ChazsBrilliantAttitude · 21/11/2019 10:54

Does your friend drive? Can they pick you up so you go straight from the station into their house?

REignbow · 21/11/2019 11:11

What time is the case being heard? Could you get a very early train to London and head straight there? Maybe ask your friend to meet you early, so that you are not alone?

I second asking the police for advice and also women’s aid.

REignbow · 21/11/2019 11:13

Also, you borrow money to stay in a travel inn or air B&B (ask your friend to stay with you)?

Fedupofitnow123 · 21/11/2019 11:22

Right now I dont know the hearing time, I am waiting for the solicitor to get back to me, my friend is meeting me at the station and we will travel back together.

I am probably over thinking, but it's so scary, I was hoping to never have to go back there at all

OP posts:
Fedupofitnow123 · 21/11/2019 11:22

Travel to her house together.

OP posts:
ChazsBrilliantAttitude · 21/11/2019 11:36

It’s understandable to be scared.

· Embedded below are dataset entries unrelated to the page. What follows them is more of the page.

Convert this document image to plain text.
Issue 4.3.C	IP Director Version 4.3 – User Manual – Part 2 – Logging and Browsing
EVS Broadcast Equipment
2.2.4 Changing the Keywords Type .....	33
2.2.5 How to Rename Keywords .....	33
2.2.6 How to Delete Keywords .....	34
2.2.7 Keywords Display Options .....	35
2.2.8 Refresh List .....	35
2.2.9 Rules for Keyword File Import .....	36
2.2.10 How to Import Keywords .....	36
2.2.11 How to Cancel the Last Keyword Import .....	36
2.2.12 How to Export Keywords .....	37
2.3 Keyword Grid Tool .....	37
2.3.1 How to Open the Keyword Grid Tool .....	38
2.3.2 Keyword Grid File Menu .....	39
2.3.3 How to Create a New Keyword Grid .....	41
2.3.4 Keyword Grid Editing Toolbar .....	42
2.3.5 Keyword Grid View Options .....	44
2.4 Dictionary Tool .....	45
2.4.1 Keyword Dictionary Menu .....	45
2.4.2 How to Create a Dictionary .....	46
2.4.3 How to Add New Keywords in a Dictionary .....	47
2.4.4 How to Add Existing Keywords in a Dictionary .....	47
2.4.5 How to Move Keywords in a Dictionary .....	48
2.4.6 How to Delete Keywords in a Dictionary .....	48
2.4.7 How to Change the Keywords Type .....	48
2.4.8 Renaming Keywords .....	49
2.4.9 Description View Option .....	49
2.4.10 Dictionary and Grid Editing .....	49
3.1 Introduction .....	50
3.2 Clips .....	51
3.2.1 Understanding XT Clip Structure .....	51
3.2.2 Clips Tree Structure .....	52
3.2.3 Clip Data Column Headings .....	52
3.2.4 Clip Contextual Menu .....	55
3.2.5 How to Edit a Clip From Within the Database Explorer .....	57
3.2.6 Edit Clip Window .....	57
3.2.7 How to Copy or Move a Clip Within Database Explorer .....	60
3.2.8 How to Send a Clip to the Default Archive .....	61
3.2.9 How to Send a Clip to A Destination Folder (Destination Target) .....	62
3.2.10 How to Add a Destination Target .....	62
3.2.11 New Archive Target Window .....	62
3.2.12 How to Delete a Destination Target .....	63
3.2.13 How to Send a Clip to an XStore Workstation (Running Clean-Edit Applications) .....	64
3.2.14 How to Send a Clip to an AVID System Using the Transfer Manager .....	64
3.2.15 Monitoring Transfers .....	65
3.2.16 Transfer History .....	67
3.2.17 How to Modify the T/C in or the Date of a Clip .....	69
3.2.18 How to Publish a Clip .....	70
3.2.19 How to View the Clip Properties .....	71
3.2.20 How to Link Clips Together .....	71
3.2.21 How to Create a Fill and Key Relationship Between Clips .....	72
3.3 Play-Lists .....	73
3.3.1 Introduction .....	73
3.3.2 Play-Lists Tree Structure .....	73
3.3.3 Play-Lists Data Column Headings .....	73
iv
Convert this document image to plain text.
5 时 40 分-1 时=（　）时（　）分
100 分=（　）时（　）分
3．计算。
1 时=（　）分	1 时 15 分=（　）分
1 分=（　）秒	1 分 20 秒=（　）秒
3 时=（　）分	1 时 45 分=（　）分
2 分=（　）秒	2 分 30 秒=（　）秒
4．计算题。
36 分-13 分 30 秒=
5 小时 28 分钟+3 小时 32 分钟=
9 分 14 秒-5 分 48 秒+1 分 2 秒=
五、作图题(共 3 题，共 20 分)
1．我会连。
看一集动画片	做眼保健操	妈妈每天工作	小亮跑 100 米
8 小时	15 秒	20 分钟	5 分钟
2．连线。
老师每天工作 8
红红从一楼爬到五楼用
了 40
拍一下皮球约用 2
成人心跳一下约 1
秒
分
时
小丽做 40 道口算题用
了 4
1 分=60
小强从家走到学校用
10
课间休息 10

As a PP said your DH knows nothing of your plans. Your friend will meet you in the evening and if necessary you can get a taxi in the morning even if it’s just to the tube so you don’t have to walk around.

LEJOG · 21/11/2019 11:52

OP, you've said that cash is a strain right now. Is there a fundraising page you could set up for your train fare? I'm sure I'm not alone in being more than willing to contribute a few quid!

Whiskers14 · 21/11/2019 16:58

If you want extra support, I'm live in London and would happily come to the hearing and I'm sure I won't be the only MNetter to offer! I've read your thread from the beginning and cheered/cried when you finally escaped and your son said you'd made his dream come true. Staring down your arse of an ex across a courtroom so he can't intimidate you would be my pleasure!

ToxicCat · 21/11/2019 18:54

@whiskers14 thank fully he wont be in court as they are not telling him until they serve him with the non molestation order, I wish I could have gone with @fedupofitnow123 but I cant I will be glued to my phone right up until she is stood in front of me

woodymiller · 21/11/2019 20:26

De-lurking to wish you strength for your court visit. I get a crampy tummy when stressed and it is awful. Colpermin tablets really help, not sure if you can take them when pregnant, but maybe try some peppermint tea.
To pp's thinking of ways to offer financial support can we remember that's not really the MN way, the last thing OP needs is for thread to be zapped

Lysianthus · 21/11/2019 21:21

I came in to wish you so much luck tomorrow, it will be fine, just keep thinking of your DSs. SO many people here are with you. Keep breathing and keep thinking positive thoughts.

Fedupofitnow123 · 21/11/2019 22:36

They've interviewed him today and he's denied everything, there basically isn't anymore they can do.

He denied not letting me have the heating on, though they have text messages from him saying "you can have the heating on, what was I thinking" from when he was trying to get me back!

He denied everything

I am so upset and feel unbelieved

OP posts:
HuggedTrees · 21/11/2019 22:40

Of course he is going to deny everything, admitting it means jail time! Wait until you have the non molestation order and speak to your solicitor. Keeping him away from you is the main thing and you are keeping your son safe.
He kept you under surveillance, he wouldn’t let you work out the house or your son go to school. He wouldn’t turn off the surveillance when you had guests and he wouldn’t let you leave the house or have the heating on. There is so much more but just that sentence is horrific enough.

Fedupofitnow123 · 21/11/2019 22:42

Thank you! I am so scared for what this means, the police lady sounded like she liked him, said how amicable he was and that he had been "reflecting" whatever that means!

Apparently ex said I agreed to not have blinds up in the bedroom, such a lie! A big fat lie!!!

I am so scared for ds, he is expressing so boldly that he doesn't want to see his dad! I hope this doesn't mean he will HAVE to see him!